L'œil magique de Fol Œil frémit de colère.

- Je serai là pour vous pour vous sauver les miches, comme promis, compléta la jeune femme d'un ton léger. On se retrouve au Terrier.

Le vieil Auror referma d'un geste sec le sac qui contenait les vêtements des faux-Potter et s'avança le premier vers la porte de derrière.

- Bien, à présent, j'estime que nous pourrons partir dans trois minutes, poursuivit-il. Pas besoin de verrouiller la porte, ça n'empêcherait pas les Mangemorts d'entrer quand ils viendront voir ici… Allons y…

L'étrange groupe sortit dans le jardin obscur, et des balais sautèrent dans les mains de leurs propriétaires. Avec le secours de Remus, Hermione grimpa sur un grand Sombral noir et Bill avait aidé Fleur à monter sur l'autre. Hagrid, debout à côté de la moto, avait mis ses lunettes de motard et se tenait prêt.

- C'est celle-ci ? La moto de Sirius ?

- Elle-même, répondit Hagrid, rayonnant, en baissant les yeux vers Potter. Et la dernière fois que tu es monté dessus, Harry, tu tenais dans le creux de ma main !

Et ses parents venaient de mourir. Le garçon s'installa dans le side-car. Il se trouvait à plusieurs dizaines de centimètres au-dessous des autres. Ron eut un petit sourire moqueur en le voyant assis là comme un enfant dans une auto tamponneuse. Agacé, Potter fourra son sac à dos et son balai à ses pieds et parvint à caler la cage d'Hedwig entre ses genoux. Sa position avait l'air extrêmement inconfortable.

- Arthur l'a bricolée un peu, indiqua Hagrid avec ravissement.

Lui-même s'assit sur la moto qui grinça légèrement et s'enfonça de quelques centimètres dans le sol.

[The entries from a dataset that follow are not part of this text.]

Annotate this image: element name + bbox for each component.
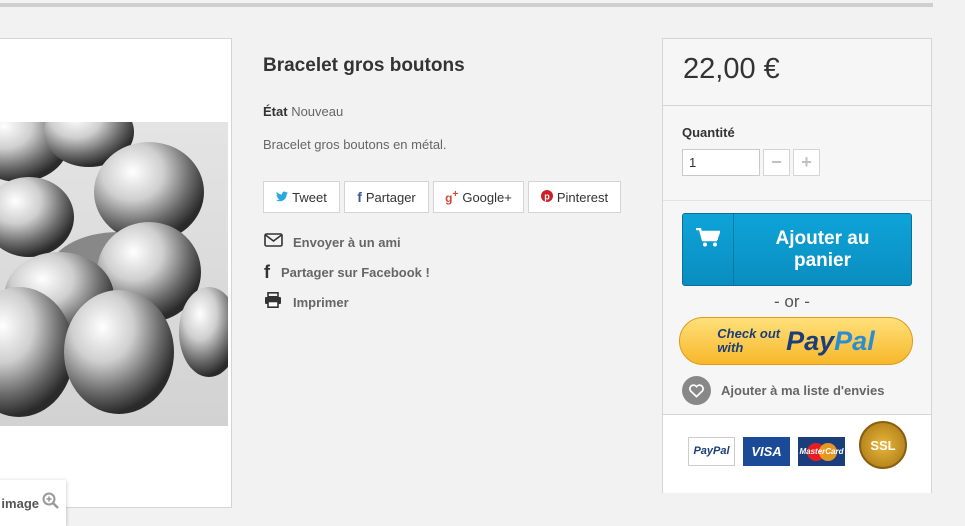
mastercard-label: MasterCard	[799, 446, 844, 456]
quantity-label: Quantité	[682, 125, 735, 140]
paypal-logo-pal: Pal	[834, 325, 875, 356]
product-title: Bracelet gros boutons	[263, 55, 465, 76]
visa-card-logo: VISA	[743, 436, 790, 466]
view-larger-label: image	[1, 495, 39, 511]
quantity-increase-button[interactable]: +	[793, 149, 820, 176]
pinterest-icon: p	[540, 189, 553, 205]
mastercard-logo: MasterCard	[798, 436, 845, 466]
product-photo[interactable]	[0, 122, 228, 426]
print-link[interactable]: Imprimer	[263, 287, 430, 317]
quantity-decrease-button[interactable]: −	[763, 149, 790, 176]
condition-label: État	[263, 104, 288, 119]
facebook-share-label: Partager	[365, 189, 416, 205]
quantity-section: Quantité − +	[663, 106, 931, 199]
view-larger-button[interactable]: image	[0, 480, 66, 526]
send-to-friend-label: Envoyer à un ami	[293, 234, 401, 250]
quantity-input[interactable]	[682, 149, 760, 176]
paypal-checkout-line2: with	[717, 340, 744, 355]
tweet-button[interactable]: Tweet	[263, 181, 340, 213]
zoom-in-icon	[42, 492, 60, 515]
add-to-cart-label: Ajouter au panier	[775, 227, 870, 271]
paypal-logo: PayPal	[786, 326, 875, 357]
social-share-buttons: Tweet f Partager g+ Google+ p Pinterest	[263, 181, 621, 213]
top-divider	[0, 3, 933, 7]
google-plus-button[interactable]: g+ Google+	[433, 181, 524, 213]
google-plus-label: Google+	[462, 189, 512, 205]
ssl-seal-icon: SSL	[859, 421, 907, 469]
paypal-card-logo: PayPal	[688, 436, 735, 466]
ssl-label: SSL	[870, 437, 896, 453]
heart-icon	[682, 376, 711, 405]
cart-icon	[683, 214, 734, 285]
buy-box: 22,00 € Quantité − + Ajouter au panier -…	[662, 38, 932, 493]
tweet-label: Tweet	[292, 189, 327, 205]
envelope-icon	[263, 233, 283, 251]
minus-icon: −	[771, 152, 782, 172]
paypal-checkout-line1: Check out	[717, 326, 781, 341]
printer-icon	[263, 292, 283, 312]
or-separator: - or -	[774, 292, 810, 311]
send-to-friend-link[interactable]: Envoyer à un ami	[263, 227, 430, 257]
paypal-checkout-text: Check out with	[717, 327, 780, 355]
price-section: 22,00 €	[663, 39, 931, 106]
facebook-icon: f	[264, 261, 270, 282]
paypal-logo-pay: Pay	[786, 325, 835, 356]
product-price: 22,00 €	[683, 53, 780, 85]
share-facebook-label: Partager sur Facebook !	[281, 264, 430, 280]
google-plus-icon: g+	[445, 189, 459, 205]
product-description: Bracelet gros boutons en métal.	[263, 137, 447, 152]
add-to-wishlist-link[interactable]: Ajouter à ma liste d'envies	[682, 376, 884, 405]
payment-logos: PayPal VISA MasterCard SSL	[663, 414, 931, 493]
svg-text:p: p	[544, 191, 550, 201]
condition-value: Nouveau	[291, 104, 344, 119]
facebook-icon: f	[357, 189, 362, 205]
print-label: Imprimer	[293, 294, 349, 310]
product-action-links: Envoyer à un ami f Partager sur Facebook…	[263, 227, 430, 317]
add-to-cart-button[interactable]: Ajouter au panier	[682, 213, 912, 286]
pinterest-label: Pinterest	[556, 189, 609, 205]
plus-icon: +	[801, 152, 812, 172]
paypal-checkout-button[interactable]: Check out with PayPal	[679, 317, 913, 365]
pinterest-button[interactable]: p Pinterest	[528, 181, 621, 213]
product-image-panel: image	[0, 38, 232, 526]
product-condition: État Nouveau	[263, 104, 343, 119]
wishlist-label: Ajouter à ma liste d'envies	[721, 383, 885, 398]
payment-cards: PayPal VISA MasterCard SSL	[688, 421, 907, 469]
bracelet-photo	[0, 122, 228, 426]
twitter-icon	[276, 190, 289, 205]
facebook-share-button[interactable]: f Partager	[344, 181, 429, 213]
share-facebook-link[interactable]: f Partager sur Facebook !	[263, 257, 430, 287]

- Il y a deux ou trois nouveaux trucs commandés depuis le guidon. Celui-là, c'est une idée à moi.

Il montra d'un doigt épais un bouton violet, près du compteur de vitesse.

- Attention, Hagrid, dit Arthur qui se tenait à côté d'eux, les mains sur son balai et les lunettes légèrement de travers. Je ne suis toujours pas convaincu que ce soit une bonne idée et, en tout cas, cela ne doit servir qu'en cas d'urgence.

- Tout le monde, soyez prêts, ordonna Fol Œil. Je veux que nous partions tous exactement au même moment, sinon la diversion ne servira à rien.

Tout le monde enfourcha son balai. Hermione serra nerveusement les jambes sur les flancs de son Sombral qu'elle n'était pas capable de voir.

- Tiens-toi bien, Ron, dit Tonks.

Le jeune homme jeta furtivement un regard coupable en direction de Remus avant de prendre Tonks par la taille. Hagrid fit démarrer la moto d'un coup de kick : elle rugit comme un dragon et le side-car se mit à vibrer.

- Bonne chance à tous, cria Fol Œil. On se retrouve au Terrier dans une heure environ. Attention, à trois. Un… Deux… TROIS.